给定了一系列题目,要我们选其中的某些题目做,达到开心值,并花的时间最少。也就是题目要我们从一堆题目里选要做的,这些任务要满足:
1.开心值总和 >= happy_score
2.所花时间总和最少
我们不要从正面考虑问题,换个角度,逆向思维。我们从这一堆题目里选不做的,这些题目要满足:
1.开心值之和<=happy_score
2.所花的时间总和最多
因为一旦不做的题目达到上述两个条件了,剩下的要做的题目自然也就满足要求了。这点想清楚了就会发现题目很简单,而且就是一个0/1背包模型。
happy_score就是背包的空间,题目的开心值就是放入背包的物品的体积,而题目的耗时就是每个物品的价值。
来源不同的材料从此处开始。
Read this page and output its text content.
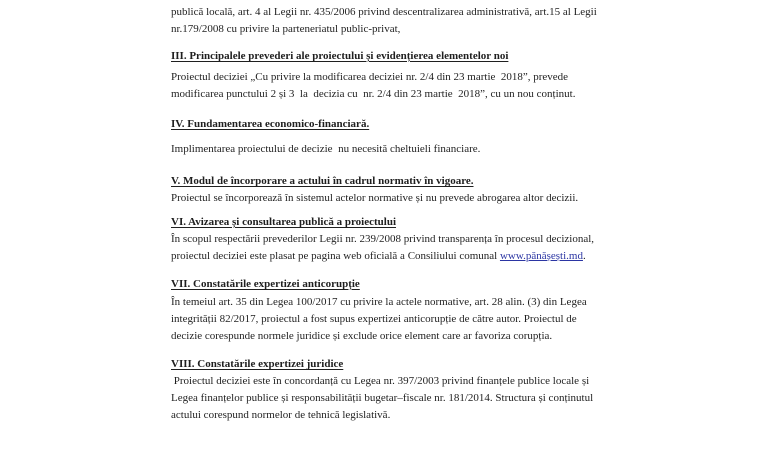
publică locală, art. 4 al Legii nr. 435/2006 privind descentralizarea administrativă, art.15 al Legii
nr.179/2008 cu privire la parteneriatul public-privat,
III. Principalele prevederi ale proiectului și evidențierea elementelor noi
Proiectul deciziei „Cu privire la modificarea deciziei nr. 2/4 din 23 martie  2018”, prevede
modificarea punctului 2 și 3  la  decizia cu  nr. 2/4 din 23 martie  2018”, cu un nou conținut.
IV. Fundamentarea economico-financiară.
Implimentarea proiectului de decizie  nu necesită cheltuieli financiare.
V. Modul de încorporare a actului în cadrul normativ în vigoare.
Proiectul se încorporează în sistemul actelor normative și nu prevede abrogarea altor decizii.
VI. Avizarea și consultarea publică a proiectului
În scopul respectării prevederilor Legii nr. 239/2008 privind transparența în procesul decizional,
proiectul deciziei este plasat pe pagina web oficială a Consiliului comunal www.pănășești.md.
VII. Constatările expertizei anticorupție
În temeiul art. 35 din Legea 100/2017 cu privire la actele normative, art. 28 alin. (3) din Legea
integrității 82/2017, proiectul a fost supus expertizei anticorupție de către autor. Proiectul de
decizie corespunde normele juridice și exclude orice element care ar favoriza corupția.
VIII. Constatările expertizei juridice
Proiectul deciziei este în concordanță cu Legea nr. 397/2003 privind finanțele publice locale și
Legea finanțelor publice și responsabilității bugetar–fiscale nr. 181/2014. Structura și conținutul
actului corespund normelor de tehnică legislativă.
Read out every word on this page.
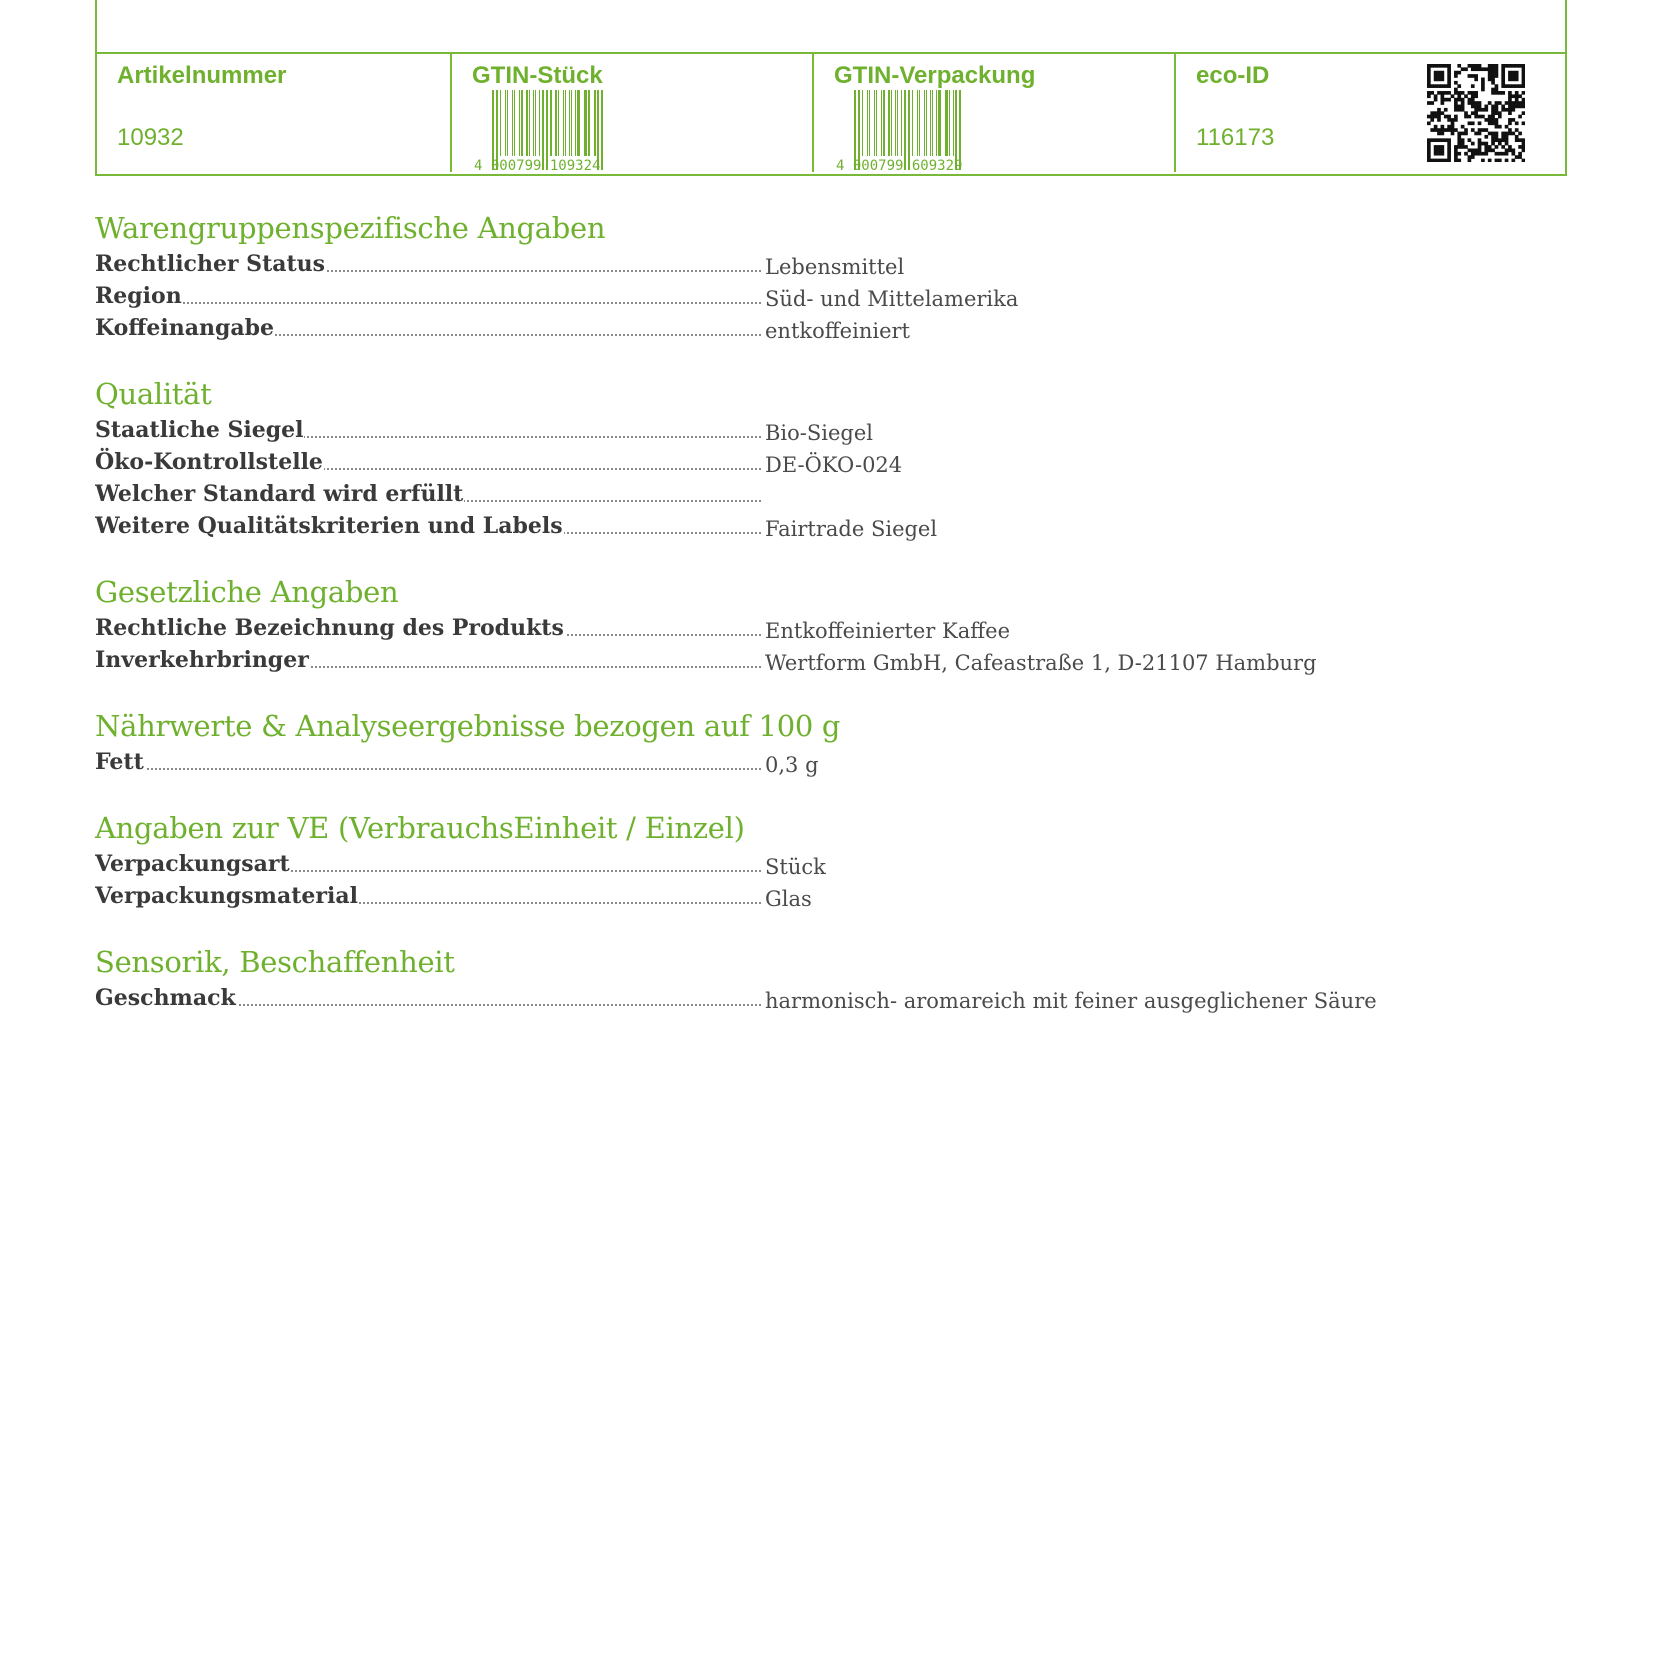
Artikelnummer
10932
GTIN-Stück
4 000799 109324
GTIN-Verpackung
4 000799 609329
eco-ID
116173
Warengruppenspezifische Angaben
Rechtlicher Status	Lebensmittel
Region	Süd- und Mittelamerika
Koffeinangabe	entkoffeiniert
Qualität
Staatliche Siegel	Bio-Siegel
Öko-Kontrollstelle	DE-ÖKO-024
Welcher Standard wird erfüllt
Weitere Qualitätskriterien und Labels	Fairtrade Siegel
Gesetzliche Angaben
Rechtliche Bezeichnung des Produkts	Entkoffeinierter Kaffee
Inverkehrbringer	Wertform GmbH, Cafeastraße 1, D-21107 Hamburg
Nährwerte & Analyseergebnisse bezogen auf 100 g
Fett	0,3 g
Angaben zur VE (VerbrauchsEinheit / Einzel)
Verpackungsart	Stück
Verpackungsmaterial	Glas
Sensorik, Beschaffenheit
Geschmack	harmonisch- aromareich mit feiner ausgeglichener Säure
最后的耗时就是不做的题目的最大耗时,再总时间作个差就得到要做的题目的最少耗时。
源码:
int max(int a,int b)
{
return a>b?a:b;
}
int need_time(const int time[], const int score[], int happy_score, int n)
{
int i;
int sum=0;
int sum_time=0;
int min_score=MAXS;
for(i=0;i<n;i++)
{
sum+=score[i];
sum_time+=time[i];
min_score=score[i]<min_score?score[i]:min_score;
}
if(sum<happy_score)return -1;//所有题目都做也不能达到开心值
int dp[sum-happy_score+1][n+1];//dp[x][y]:在剩余x空间的背包放入前y件物品所能获得的最大价值
for(int i=0;i<=sum-happy_score;i++)
for(int j=0;j<=n;j++)
dp[i][j]=0;
for(int j=min_score;j<=sum-happy_score;j++)
{
for(int i=1;i<=n;i++)
{
if(j>=score[i-1])
//剩余背包空间足够放下第i件物品,则在放与不放中选择价值最大的情况
dp[j][i]=max(dp[j][i-1],time[i-1]+dp[j-score[i-1]][i-1]);
else
//剩余背包空间不足放下第i件物品
dp[j][i]=dp[j][i-1];
}
}
if(sum_time==dp[sum-happy_score][n])
return -1;
else
return sum_time-dp[sum-happy_score][n];
}
下面是用滚动数组优化过的版本:
int max(int a,int b)
{
return a>b?a:b;
}
int need_time(const int time[], const int score[], int happy_score, int n)
{
int i;
int sum=0;
int sum_time=0;
int min_score=MAXS;
for(i=0;i<n;i++)
{
sum+=score[i];
sum_time+=time[i];
min_score=score[i]<min_score?score[i]:min_score;
}
if(sum<happy_score)return -1;
int dp[sum-happy_score+1];
for(int i=0;i<=sum-happy_score;i++)
{
dp[i]=0;
}
int v=sum-happy_score;
for(int i=1;i<=n;i++)
{
for(int k=v;k>=score[i-1];k--)
{
dp[k]=max(dp[k],dp[k-score[i-1]]+time[i-1]);
}
}
if(sum_time==dp[v])
return -1;
else
return sum_time-dp[v];
}